Durante la dimostrazione, sono stati provati tre diversi modelli: il Coyote Block 3 prodotto da RTX, l’Altius 600 dell’azienda Anduril e l’Atlas della AEVEX Aerospace. Le unità hanno seguito un programma intenso in tre fasi: una prima settimana di formazione tecnica, una seconda dedicata ai voli di prova e una terza con esercitazioni tattiche complesse, in cui più droni venivano coordinati insieme. I soldati coinvolti hanno sottolineato come il passaggio dal simulatore alla realtà sia stato naturale: i sistemi risultano intuitivi e utili, soprattutto nella possibilità di combinare droni ricognitori e droni d’attacco, aumentando precisione e sicurezza.
Anche i comandanti hanno evidenziato un punto importante: questi test non servono solo a imparare a usare una nuova tecnologia, ma a immaginare nuovi modi di combattere. Un drone, infatti, non è soltanto uno strumento aggiuntivo: può trasformare la logica stessa di pianificazione e gestione della battaglia.
Per dare continuità al progetto, alcune unità hanno mantenuto in dotazione i sistemi testati, così da proseguire l’addestramento e fornire dati preziosi. Inoltre, il programma è stato inserito in una procedura di acquisizione accelerata, chiamata urgent capability acquisition pathway.
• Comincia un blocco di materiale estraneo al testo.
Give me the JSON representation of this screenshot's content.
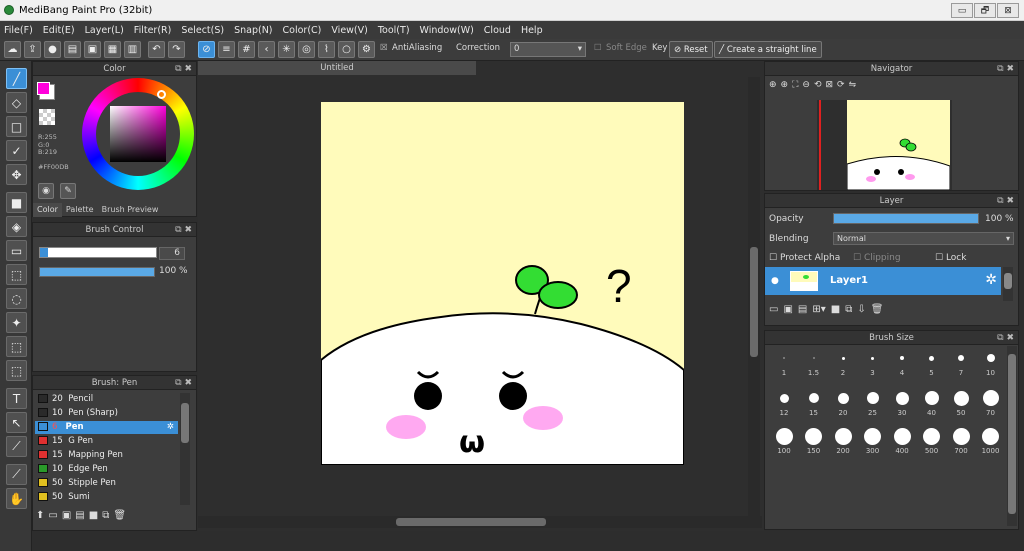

Questo meccanismo speciale consente di introdurre rapidamente tecnologie ritenute strategiche, senza attendere i lunghi tempi di sviluppo tipici dei programmi militari.
Un aspetto fondamentale dei Launched Effects è la loro modularità. Significa che i vari componenti – dai sistemi di lancio ai controller di volo – sono pensati per essere sostituibili e aggiornabili come pezzi di un puzzle. Così, se una nuova tecnologia arriva sul mercato, può essere integrata facilmente senza dover rifare da zero l’intero sistema. L’idea è quella di costruire una struttura “plug-and-play”, simile a ciò che avviene con i software sui nostri computer o smartphone.
Il maggiore Chris Dudley, uno dei responsabili del programma, ha spiegato che la filosofia è ribaltata rispetto al passato: non si aspetta di avere un sistema “perfetto” prima di consegnarlo ai reparti, ma si dà subito ai soldati un prototipo funzionante, per poi perfezionarlo strada facendo.
Il risultato di questa nuova strategia è duplice: da un lato velocizza l’adozione dei droni in combattimento, dall’altro mantiene aperta la competizione tra le aziende produttrici, così da non restare vincolati a un solo fornitore. Ogni sei mesi, infatti, i modelli disponibili vengono rivalutati, in modo da scegliere sempre la soluzione migliore.
La dimostrazione di Joint Base Lewis-McChord ha segnato una svolta: non solo tecnologica, con l’introduzione di sistemi che uniscono ricognizione e capacità d’attacco in una sola piattaforma, ma anche organizzativa, con un nuovo modo di sviluppare e adottare innovazioni militari. La combinazione di coinvolgimento diretto dei soldati, processi rapidi e apertura all’innovazione continua rappresenta oggi la chiave con cui gli Stati Uniti puntano a mantenere un vantaggio decisivo nella guerra del futuro, sempre più segnata dall’impiego massiccio della robotica e dell’intelligenza artificiale.